Video – Yeast nitrogen consumption and preferences during pure and mixed fermentations

2018 ASVO Seminar; Fermentation- Converting research to reality
Yeast nitrogen consumption and preferences during pure and mixed fermentations

Dr Gemma Beltran, University Rovira i Virgili, Tarragona

Nitrogen composition of grape must highly affects yeast growth, fermentation kinetics, as well as the production of several aromatic compounds, such as higher alcohols or hydrogen sulfide. Indeed, nitrogen deficiencies are one of the main causes for sluggish or stuck fermentations. Yeast cells are able to use a wide variety of nitrogenous compounds for growing, but not all of them provide the same efficiency. In S. cerevisiae, nitrogen transport, anabolism and catabolism are subject to tight regulation depending on the nitrogen content present in the medium, by a system called Nitrogen Catabolite Repression (NCR). This system is effective during wine fermentation, and thus responsible for the sequential uptake of the different nitrogen compounds from the media. Nitrogen demand is also dependent on yeast strain, sugar content and fermentation conditions. However, during part of alcoholic fermentation S. cerevisiae lives with non-Saccharomyces yeast species, and in the last two decades, the interest in using non-Saccharomyces yeasts as adjuncts to S. cerevisiae with the aim to exploit their flavor complexing properties has been growing.
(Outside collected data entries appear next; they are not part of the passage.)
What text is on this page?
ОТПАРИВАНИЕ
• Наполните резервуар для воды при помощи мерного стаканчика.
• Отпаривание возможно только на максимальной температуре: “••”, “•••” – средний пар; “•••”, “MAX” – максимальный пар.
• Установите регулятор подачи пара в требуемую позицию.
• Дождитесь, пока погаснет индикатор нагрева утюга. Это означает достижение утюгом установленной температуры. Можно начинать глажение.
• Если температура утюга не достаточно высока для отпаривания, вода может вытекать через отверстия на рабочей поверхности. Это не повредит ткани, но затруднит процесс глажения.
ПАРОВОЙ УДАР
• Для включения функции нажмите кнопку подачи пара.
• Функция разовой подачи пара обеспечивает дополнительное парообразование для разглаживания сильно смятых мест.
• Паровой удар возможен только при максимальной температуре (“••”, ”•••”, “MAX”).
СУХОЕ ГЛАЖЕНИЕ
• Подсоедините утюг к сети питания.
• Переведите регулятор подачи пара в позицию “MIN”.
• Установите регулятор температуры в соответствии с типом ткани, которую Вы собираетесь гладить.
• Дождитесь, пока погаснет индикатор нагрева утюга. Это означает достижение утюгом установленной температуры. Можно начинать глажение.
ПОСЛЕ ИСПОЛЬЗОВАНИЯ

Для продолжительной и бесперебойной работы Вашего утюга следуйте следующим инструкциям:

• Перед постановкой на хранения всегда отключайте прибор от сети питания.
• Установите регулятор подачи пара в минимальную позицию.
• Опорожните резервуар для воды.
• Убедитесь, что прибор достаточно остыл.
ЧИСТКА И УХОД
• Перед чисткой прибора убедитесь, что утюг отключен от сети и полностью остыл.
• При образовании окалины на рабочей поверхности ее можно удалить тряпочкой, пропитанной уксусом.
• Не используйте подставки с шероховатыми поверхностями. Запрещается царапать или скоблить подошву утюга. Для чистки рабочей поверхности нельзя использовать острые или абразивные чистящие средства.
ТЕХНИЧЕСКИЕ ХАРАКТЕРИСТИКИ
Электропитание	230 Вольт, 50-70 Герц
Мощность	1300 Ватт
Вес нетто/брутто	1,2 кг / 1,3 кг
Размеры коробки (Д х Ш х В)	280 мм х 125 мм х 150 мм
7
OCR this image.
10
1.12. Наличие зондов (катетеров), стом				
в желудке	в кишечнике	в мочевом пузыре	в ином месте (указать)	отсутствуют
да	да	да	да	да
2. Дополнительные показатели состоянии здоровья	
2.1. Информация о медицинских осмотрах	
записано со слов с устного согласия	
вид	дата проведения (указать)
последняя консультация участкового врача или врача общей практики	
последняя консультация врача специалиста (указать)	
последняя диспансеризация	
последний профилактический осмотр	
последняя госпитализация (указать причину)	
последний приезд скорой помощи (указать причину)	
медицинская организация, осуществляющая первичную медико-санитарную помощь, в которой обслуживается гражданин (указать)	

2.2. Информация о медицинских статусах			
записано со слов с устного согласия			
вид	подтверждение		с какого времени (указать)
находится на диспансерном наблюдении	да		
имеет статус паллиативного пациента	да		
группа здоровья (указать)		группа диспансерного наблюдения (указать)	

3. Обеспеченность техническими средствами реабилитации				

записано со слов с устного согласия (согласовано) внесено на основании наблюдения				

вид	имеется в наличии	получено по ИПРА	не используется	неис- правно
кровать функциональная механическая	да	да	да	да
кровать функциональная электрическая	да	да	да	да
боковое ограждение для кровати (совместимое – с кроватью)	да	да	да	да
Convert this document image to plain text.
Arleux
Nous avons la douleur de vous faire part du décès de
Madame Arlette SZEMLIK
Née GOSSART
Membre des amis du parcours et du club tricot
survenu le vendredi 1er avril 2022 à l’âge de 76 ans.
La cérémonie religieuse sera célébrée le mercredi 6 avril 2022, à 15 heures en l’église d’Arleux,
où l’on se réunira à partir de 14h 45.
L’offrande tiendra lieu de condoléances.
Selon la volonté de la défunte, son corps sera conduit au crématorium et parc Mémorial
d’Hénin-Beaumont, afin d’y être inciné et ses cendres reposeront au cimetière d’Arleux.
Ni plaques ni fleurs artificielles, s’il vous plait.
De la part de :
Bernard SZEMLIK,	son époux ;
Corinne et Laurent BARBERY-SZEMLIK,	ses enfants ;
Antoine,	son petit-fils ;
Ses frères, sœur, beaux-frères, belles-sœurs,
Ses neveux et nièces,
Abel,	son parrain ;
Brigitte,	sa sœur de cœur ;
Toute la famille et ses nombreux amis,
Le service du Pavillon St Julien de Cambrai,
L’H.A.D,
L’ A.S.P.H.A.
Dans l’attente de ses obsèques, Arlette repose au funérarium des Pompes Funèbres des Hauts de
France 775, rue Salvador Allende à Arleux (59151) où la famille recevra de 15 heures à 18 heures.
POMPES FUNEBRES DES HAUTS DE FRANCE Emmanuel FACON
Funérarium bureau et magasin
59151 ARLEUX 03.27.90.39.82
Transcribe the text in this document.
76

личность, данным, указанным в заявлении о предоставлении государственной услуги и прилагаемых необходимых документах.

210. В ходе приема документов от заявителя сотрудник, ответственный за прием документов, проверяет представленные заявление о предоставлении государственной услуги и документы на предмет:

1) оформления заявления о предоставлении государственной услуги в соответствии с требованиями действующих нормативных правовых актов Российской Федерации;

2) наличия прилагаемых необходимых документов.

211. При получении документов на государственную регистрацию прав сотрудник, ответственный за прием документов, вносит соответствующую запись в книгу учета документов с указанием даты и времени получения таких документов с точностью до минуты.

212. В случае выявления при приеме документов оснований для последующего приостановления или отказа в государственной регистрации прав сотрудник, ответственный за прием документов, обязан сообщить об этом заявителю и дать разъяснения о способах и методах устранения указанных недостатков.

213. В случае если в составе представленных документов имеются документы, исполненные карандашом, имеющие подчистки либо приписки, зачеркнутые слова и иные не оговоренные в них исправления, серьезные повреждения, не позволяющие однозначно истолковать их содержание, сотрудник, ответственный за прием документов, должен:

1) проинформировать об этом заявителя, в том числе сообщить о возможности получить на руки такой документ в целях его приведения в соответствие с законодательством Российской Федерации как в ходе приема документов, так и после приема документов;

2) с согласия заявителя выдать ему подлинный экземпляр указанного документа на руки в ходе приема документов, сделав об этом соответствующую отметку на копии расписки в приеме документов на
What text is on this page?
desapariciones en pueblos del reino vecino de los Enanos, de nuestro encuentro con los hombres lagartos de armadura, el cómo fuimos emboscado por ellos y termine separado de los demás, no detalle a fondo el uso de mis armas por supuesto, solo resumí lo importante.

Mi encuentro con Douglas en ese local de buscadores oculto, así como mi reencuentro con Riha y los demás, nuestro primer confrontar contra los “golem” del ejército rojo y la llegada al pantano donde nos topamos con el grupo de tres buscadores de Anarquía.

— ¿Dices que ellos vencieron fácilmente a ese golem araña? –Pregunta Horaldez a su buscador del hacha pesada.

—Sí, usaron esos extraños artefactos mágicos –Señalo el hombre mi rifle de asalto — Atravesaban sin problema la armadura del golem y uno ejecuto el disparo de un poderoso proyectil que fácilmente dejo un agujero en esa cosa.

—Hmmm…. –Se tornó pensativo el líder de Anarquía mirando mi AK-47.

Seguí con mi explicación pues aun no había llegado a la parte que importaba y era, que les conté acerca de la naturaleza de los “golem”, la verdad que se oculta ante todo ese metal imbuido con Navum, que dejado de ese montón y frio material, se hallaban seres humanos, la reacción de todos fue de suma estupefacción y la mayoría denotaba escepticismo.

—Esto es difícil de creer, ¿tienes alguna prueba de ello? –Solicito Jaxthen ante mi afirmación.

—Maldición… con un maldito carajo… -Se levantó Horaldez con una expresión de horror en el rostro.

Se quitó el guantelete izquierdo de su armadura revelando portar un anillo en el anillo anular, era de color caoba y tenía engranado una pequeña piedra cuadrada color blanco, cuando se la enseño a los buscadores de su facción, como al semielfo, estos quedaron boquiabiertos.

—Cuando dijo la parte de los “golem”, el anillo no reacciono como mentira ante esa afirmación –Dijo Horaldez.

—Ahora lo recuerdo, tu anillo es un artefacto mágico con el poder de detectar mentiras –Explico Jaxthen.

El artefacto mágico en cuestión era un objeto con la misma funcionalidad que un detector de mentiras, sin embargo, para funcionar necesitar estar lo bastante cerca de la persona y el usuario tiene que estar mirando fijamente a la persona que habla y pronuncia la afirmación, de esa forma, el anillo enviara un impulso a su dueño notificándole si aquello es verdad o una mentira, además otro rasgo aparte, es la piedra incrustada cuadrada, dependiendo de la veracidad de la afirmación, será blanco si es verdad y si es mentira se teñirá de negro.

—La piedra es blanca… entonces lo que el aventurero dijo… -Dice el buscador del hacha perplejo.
In mixed fermentations, different yeast species compete for the nutrients present in the media. Thus, the analysis of nitrogen consumption and preferences of those non-Saccharomyces species, in pure and mixed cultures with Saccharomyces cerevisiae, during wine fermentations is very important for improving their performance and avoiding fermentative problems due to the depletion of nitrogen by the non-Saccharomyces species. Several studies have shown that non-Saccharomyces yeast have specific amino-acid consumption profiles, and their presence on mixed fermentation seems to stimulate nutrient consumption in S.cerevisiae.